JWT Authentication and Authorization with Spring Boot

In this project, we leverage the latest version of Spring Boot to implement JWT (JSON Web Token) authentication and authorization, providing a secure and robust user management system.

Project Features

User Registration (Signup API)

We have a signup API that allows users to create their accounts by providing their email, password (encrypted for security), and name. This registration process ensures that user information is stored safely in our system.

User Login (Login API)

The login API checks user credentials, including email and password. If the provided credentials are correct, the system returns a JWT token and a refresh token. These tokens are used for subsequent requests to authenticate and authorize users.

User Access Control

We have two distinct controllers for admin users and normal users.

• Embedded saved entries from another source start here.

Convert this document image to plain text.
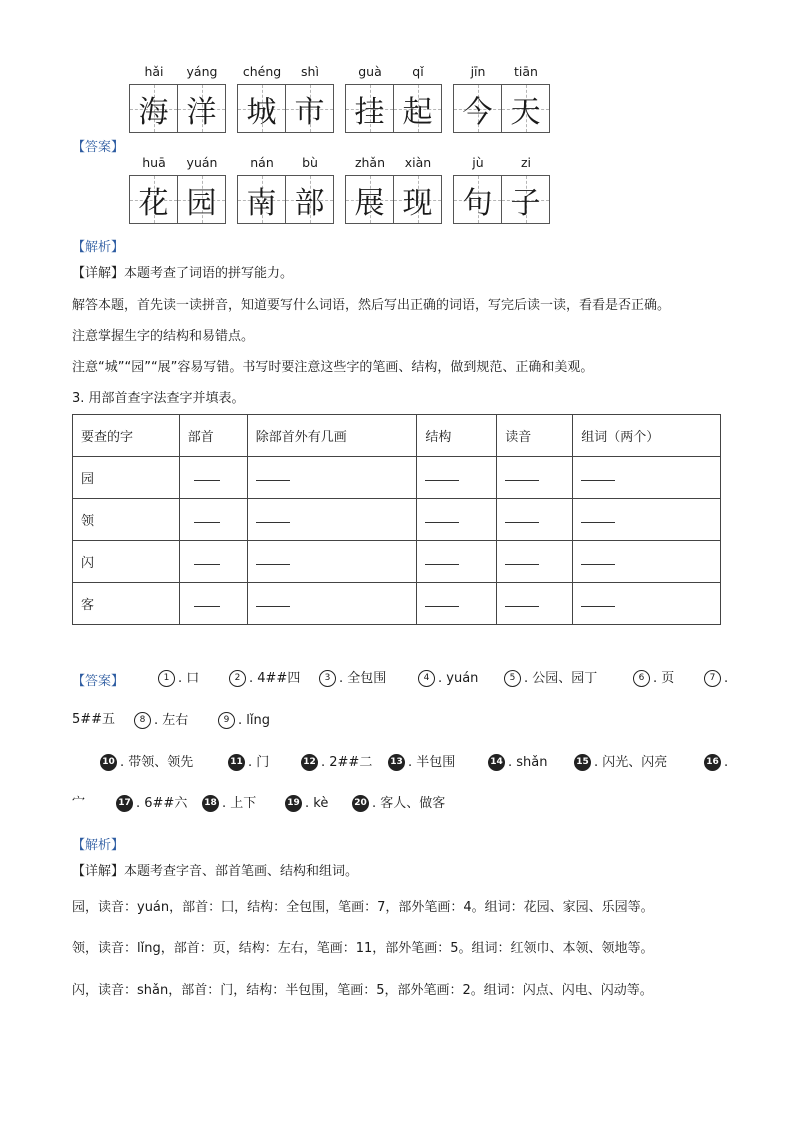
hǎi
海
yáng
洋
chéng
城
shì
市
guà
挂
qǐ
起
jīn
今
tiān
天
huā
花
yuán
园
nán
南
bù
部
zhǎn
展
xiàn
现
jù
句
zi
子
【答案】
【解析】
【详解】本题考查了词语的拼写能力。
解答本题，首先读一读拼音，知道要写什么词语，然后写出正确的词语，写完后读一读，看看是否正确。
注意掌握生字的结构和易错点。
注意“城”“园”“展”容易写错。书写时要注意这些字的笔画、结构，做到规范、正确和美观。
3. 用部首查字法查字并填表。
要查的字	部首	除部首外有几画	结构	读音	组词（两个）
园					
领					
闪					
客					
【答案】	1 . 口	2 . 4##四	3 . 全包围	4 . yuán	5 . 公园、园丁	6 . 页	7 .
5##五	8 . 左右	9 . lǐng
10 . 带领、领先	11 . 门	12 . 2##二 13 . 半包围	14 . shǎn	15 . 闪光、闪亮	16 .
宀	17 . 6##六 18 . 上下	19 . kè	20 . 客人、做客
【解析】
【详解】本题考查字音、部首笔画、结构和组词。
园，读音：yuán，部首：囗，结构：全包围，笔画：7，部外笔画：4。组词：花园、家园、乐园等。
领，读音：lǐng，部首：页，结构：左右，笔画：11，部外笔画：5。组词：红领巾、本领、领地等。
闪，读音：shǎn，部首：门，结构：半包围，笔画：5，部外笔画：2。组词：闪点、闪电、闪动等。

These users cannot access each other's endpoints. If they attempt to access endpoints reserved for the other user type, the system returns a 403 (Forbidden) response, ensuring strict access control.

Token Refresh API

In addition to the login API, we provide an endpoint for obtaining a new JWT token when a user's token expires. This feature ensures uninterrupted service for customers, even if their token has expired. The system performs necessary validations before issuing a new token.

With this project, we've created a secure and user-friendly environment for user registration, authentication, and authorization, while also maintaining strict access controls between different user roles. The use of JWT tokens enhances the overall security of the application.